Over time, the muscular valve at the entrance to your baby’s tummy will get stronger. Along with his growing stomach capacity, this means that your baby will grow out of reflux. 90 percent of babies who have it get better on their own before the end of their first year.
How will I know if my baby has reflux?
Your baby may bring up small amounts of milk (possetting) or occasionally vomit after eating. He may also have hiccups and cough and splutter a little.
This is normal and, as long as your baby is otherwise well, you don’t need to worry. Just make sure you always have a tissue handy.
How can I prevent reflux?
If your baby’s reflux is mild, and he’s still feeding well and isn’t too upset by it, these tips may help:
- Feed your baby in an upright position.
- Hold your baby upright for 20 minutes to 30 minutes after each feed.
- Try giving your baby smaller, but more frequent, feeds.
- If you bottle-feed your baby, burp him every two minutes or three minutes during feeds, and make sure that the hole in the teat isn’t too large. A teat that’s too big can cause milk to come out too fast.
When should I take my baby to see a doctor?
Bringing up a little milk or occasional vomiting after feeds is nothing to worry about. But speak to your health visitor or doctor if you notice that your baby:
- has frequent reflux
- is irritable during or after feeds, crying and arching his back
- regularly vomits large amounts up to two hours after feeding
- is bringing up green or yellow vomit, or vomit that has blood in it, which will look like coffee grounds
- starts to fuss or refuse feeds, but will suck on a pacifier, if you use one
- seems to have a sore tummy or throat
- isn’t gaining weight
Keep a diary of your baby’s reflux to take to the doctor with you, if you can. Make a note of:
- when your baby feeds
- when he has bouts of crying
- how often and how much he’s bringing up
This information will help your doctor to decide whether other problems could be involved.
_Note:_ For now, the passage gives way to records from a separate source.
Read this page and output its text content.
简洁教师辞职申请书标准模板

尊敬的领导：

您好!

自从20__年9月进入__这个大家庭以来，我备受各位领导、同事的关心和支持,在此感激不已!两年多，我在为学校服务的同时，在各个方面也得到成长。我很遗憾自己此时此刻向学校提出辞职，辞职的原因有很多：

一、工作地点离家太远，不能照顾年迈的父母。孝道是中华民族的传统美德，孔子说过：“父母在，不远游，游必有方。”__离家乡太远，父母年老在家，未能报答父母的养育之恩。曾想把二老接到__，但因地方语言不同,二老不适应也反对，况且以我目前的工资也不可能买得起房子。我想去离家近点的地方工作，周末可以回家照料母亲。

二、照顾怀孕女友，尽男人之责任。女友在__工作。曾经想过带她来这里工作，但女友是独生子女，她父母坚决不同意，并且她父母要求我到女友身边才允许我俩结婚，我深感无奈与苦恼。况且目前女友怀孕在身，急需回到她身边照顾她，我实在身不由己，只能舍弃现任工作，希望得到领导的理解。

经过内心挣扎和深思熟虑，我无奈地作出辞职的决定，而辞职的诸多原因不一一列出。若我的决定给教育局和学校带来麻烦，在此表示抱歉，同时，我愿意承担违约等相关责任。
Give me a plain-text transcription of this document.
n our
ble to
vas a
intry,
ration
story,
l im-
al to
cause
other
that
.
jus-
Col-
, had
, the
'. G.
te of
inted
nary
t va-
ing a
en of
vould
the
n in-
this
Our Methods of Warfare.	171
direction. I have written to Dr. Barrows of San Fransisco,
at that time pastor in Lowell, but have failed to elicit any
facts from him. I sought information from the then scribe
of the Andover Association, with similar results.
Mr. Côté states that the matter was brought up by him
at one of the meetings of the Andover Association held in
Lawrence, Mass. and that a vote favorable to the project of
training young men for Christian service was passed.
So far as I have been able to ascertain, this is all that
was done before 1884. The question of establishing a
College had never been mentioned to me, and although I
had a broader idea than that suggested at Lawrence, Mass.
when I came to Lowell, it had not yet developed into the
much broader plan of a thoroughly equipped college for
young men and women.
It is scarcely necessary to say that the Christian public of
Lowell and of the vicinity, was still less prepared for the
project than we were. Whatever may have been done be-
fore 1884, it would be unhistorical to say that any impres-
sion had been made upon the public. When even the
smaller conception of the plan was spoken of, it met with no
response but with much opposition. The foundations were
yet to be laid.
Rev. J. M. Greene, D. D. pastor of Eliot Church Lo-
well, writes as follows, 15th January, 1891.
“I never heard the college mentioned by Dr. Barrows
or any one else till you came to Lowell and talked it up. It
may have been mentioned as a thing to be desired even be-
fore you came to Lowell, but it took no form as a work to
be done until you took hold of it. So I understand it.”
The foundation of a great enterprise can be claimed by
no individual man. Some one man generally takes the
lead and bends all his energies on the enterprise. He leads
Are there any treatments for reflux?
If your baby’s reflux is severe or troublesome, your doctor may advise a Proton-Pump Inhibitor (PPI). PPIs help to block the enzyme in the wall of the baby’s stomach that produces acid.
Most of the time Zantac (Ranitidine) is prescribed as the first line of defense against reflux. Another form of the same medication is Prevacid. It’s the pediatrician’s personal choice, however, most peditrician’s commonly prescribe Zantac now a days as it decreases gastric acid secretions as opposed to completely blocking the production of acid in the stomach.